The sad stories have been crafted by over six decades of oil spills that have literally suffocated the stilt roots. The mangroves breathe through the pores on the stilt roots in low tide and hold their breath in high tide. When their pores get clogged by crude oil, they hold their breath for longer than they can bear and get drowned in the murky waters. Then there is the cutting of the mangroves to make way for urbanization, industrial installations or for use as a veritable energy source. As a child, I never cease to be fascinated by such wet wood making such exquisite sparking fires.
Stilt Roots Stories provide a space for citizen scientists to sit in canoes with scenic scientists, students, government officials, civil society groups and the media on a learning expedition.
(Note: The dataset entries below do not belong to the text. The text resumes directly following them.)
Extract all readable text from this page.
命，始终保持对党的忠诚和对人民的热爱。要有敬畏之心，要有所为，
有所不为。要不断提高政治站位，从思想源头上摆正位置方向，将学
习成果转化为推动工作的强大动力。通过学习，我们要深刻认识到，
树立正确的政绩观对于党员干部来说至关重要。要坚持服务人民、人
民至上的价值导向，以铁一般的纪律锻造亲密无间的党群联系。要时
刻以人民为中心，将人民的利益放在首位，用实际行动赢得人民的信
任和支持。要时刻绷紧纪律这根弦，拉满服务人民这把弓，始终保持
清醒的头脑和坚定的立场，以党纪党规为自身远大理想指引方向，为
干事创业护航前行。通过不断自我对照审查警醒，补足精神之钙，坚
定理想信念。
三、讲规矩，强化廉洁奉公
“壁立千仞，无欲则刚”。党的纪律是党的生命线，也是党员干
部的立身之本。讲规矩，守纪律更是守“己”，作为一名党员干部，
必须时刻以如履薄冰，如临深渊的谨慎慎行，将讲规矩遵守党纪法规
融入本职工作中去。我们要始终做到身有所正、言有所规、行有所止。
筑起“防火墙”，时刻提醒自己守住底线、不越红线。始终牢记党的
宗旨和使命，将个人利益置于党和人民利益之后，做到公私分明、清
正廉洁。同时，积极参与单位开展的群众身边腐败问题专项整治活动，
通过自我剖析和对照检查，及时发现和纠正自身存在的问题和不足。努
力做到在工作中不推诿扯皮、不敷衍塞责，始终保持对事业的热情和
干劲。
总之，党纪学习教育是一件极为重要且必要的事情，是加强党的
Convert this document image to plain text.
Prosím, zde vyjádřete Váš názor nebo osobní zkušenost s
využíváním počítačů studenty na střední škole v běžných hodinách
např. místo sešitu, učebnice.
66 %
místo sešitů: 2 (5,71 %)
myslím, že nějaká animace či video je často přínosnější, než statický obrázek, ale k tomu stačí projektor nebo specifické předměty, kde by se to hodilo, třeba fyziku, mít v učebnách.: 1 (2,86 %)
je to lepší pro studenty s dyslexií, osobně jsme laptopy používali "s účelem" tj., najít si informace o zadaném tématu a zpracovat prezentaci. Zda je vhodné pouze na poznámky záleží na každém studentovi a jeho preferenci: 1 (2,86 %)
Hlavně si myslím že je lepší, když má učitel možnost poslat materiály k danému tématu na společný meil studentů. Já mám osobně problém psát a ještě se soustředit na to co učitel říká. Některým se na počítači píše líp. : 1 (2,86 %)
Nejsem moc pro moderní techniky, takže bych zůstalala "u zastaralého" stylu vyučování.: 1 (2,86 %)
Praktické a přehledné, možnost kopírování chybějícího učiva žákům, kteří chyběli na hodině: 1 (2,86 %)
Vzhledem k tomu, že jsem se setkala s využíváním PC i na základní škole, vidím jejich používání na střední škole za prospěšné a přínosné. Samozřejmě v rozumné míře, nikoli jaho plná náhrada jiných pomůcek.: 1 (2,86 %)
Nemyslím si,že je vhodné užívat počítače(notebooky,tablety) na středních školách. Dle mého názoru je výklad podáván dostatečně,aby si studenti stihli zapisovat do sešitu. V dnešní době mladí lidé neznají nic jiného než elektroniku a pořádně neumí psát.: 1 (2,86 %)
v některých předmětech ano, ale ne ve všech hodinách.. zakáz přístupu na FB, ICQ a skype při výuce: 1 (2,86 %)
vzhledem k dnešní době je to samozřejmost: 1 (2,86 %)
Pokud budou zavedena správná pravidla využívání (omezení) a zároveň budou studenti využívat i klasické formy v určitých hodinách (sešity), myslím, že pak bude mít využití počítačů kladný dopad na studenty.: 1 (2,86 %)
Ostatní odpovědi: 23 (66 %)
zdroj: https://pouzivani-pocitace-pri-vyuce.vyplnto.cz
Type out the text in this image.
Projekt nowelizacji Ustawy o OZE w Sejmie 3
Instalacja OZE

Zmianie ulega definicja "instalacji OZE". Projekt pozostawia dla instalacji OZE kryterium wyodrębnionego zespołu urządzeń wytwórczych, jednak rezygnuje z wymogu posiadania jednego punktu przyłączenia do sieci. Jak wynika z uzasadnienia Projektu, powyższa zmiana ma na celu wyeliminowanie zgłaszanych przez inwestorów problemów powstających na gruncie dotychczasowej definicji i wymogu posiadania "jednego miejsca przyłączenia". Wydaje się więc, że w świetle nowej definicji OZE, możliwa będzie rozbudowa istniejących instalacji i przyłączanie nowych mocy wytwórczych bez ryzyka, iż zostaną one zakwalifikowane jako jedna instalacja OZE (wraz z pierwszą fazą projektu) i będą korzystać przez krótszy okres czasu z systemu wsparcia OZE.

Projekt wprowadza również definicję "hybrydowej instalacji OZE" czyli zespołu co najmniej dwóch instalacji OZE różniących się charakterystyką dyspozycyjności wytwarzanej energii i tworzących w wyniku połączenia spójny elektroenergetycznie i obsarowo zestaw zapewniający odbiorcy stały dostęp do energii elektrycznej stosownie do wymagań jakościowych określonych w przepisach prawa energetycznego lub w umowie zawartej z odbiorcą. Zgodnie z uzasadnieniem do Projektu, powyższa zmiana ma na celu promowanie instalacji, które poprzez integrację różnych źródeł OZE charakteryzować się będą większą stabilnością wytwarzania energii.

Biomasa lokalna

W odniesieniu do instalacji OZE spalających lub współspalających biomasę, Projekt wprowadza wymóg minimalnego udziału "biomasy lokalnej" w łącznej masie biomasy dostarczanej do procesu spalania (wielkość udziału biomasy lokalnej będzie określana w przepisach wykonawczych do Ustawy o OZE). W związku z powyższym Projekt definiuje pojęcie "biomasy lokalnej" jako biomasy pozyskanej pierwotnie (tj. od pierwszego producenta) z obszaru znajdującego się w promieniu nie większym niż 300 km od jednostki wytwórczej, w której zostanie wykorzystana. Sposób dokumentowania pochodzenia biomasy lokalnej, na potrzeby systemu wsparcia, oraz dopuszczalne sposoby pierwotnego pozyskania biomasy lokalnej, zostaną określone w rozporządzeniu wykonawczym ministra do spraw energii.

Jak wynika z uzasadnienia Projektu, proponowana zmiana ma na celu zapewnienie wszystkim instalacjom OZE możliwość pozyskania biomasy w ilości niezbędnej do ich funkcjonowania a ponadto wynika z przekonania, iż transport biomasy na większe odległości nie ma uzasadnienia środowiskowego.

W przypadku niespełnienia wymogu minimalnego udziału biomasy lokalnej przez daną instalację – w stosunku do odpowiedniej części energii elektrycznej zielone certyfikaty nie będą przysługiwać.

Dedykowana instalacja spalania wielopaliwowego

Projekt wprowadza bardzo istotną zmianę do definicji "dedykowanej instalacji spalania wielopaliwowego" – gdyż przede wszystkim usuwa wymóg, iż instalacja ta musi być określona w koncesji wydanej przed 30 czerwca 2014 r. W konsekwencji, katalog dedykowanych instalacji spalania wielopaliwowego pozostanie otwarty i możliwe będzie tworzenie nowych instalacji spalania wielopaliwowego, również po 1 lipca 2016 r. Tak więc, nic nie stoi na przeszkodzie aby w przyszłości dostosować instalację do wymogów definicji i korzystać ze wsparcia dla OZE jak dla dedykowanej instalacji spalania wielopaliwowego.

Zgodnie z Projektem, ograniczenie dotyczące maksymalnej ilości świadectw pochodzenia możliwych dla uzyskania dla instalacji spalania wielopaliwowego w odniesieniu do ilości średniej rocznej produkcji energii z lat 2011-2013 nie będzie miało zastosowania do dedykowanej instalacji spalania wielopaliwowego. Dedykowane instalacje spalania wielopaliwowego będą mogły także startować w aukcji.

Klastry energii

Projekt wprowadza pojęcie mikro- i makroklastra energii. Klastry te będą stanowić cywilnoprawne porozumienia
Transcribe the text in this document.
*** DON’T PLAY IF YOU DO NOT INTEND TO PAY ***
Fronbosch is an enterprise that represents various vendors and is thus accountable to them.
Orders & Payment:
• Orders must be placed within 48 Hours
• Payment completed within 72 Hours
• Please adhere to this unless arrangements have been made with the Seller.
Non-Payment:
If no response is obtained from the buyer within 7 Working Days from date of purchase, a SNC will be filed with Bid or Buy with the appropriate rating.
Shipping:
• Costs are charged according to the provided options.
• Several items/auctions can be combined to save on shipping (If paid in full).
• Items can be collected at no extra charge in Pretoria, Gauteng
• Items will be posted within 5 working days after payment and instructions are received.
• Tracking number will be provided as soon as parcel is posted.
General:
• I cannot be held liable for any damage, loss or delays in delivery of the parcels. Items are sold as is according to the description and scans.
This is one way to humanize the science of energy production, climate change and livelihoods protection. The stories framed around stilt roots draw the creative energy towards cultural tools for shifting power lines. Stories shape our visions and aspirations. They are the guard rails of our culture and are widely used to check behaviour, educate and moderate destructive or antisocial tendencies.
Stilt roots stories is the vehicle for leadership from below. They provide opportunities for fishers and mangrove dependent communities to seek restoration of their ecosystems, revitalize and revalidate their socio-cultural systems and push for harmonious relationship by all individuals and sectors with Mother Earth. With the impetus from below, we foresee an emerging leadership from between the stilt roots, a shift of power modes and a halt to ecocide in aquatic ecosystems.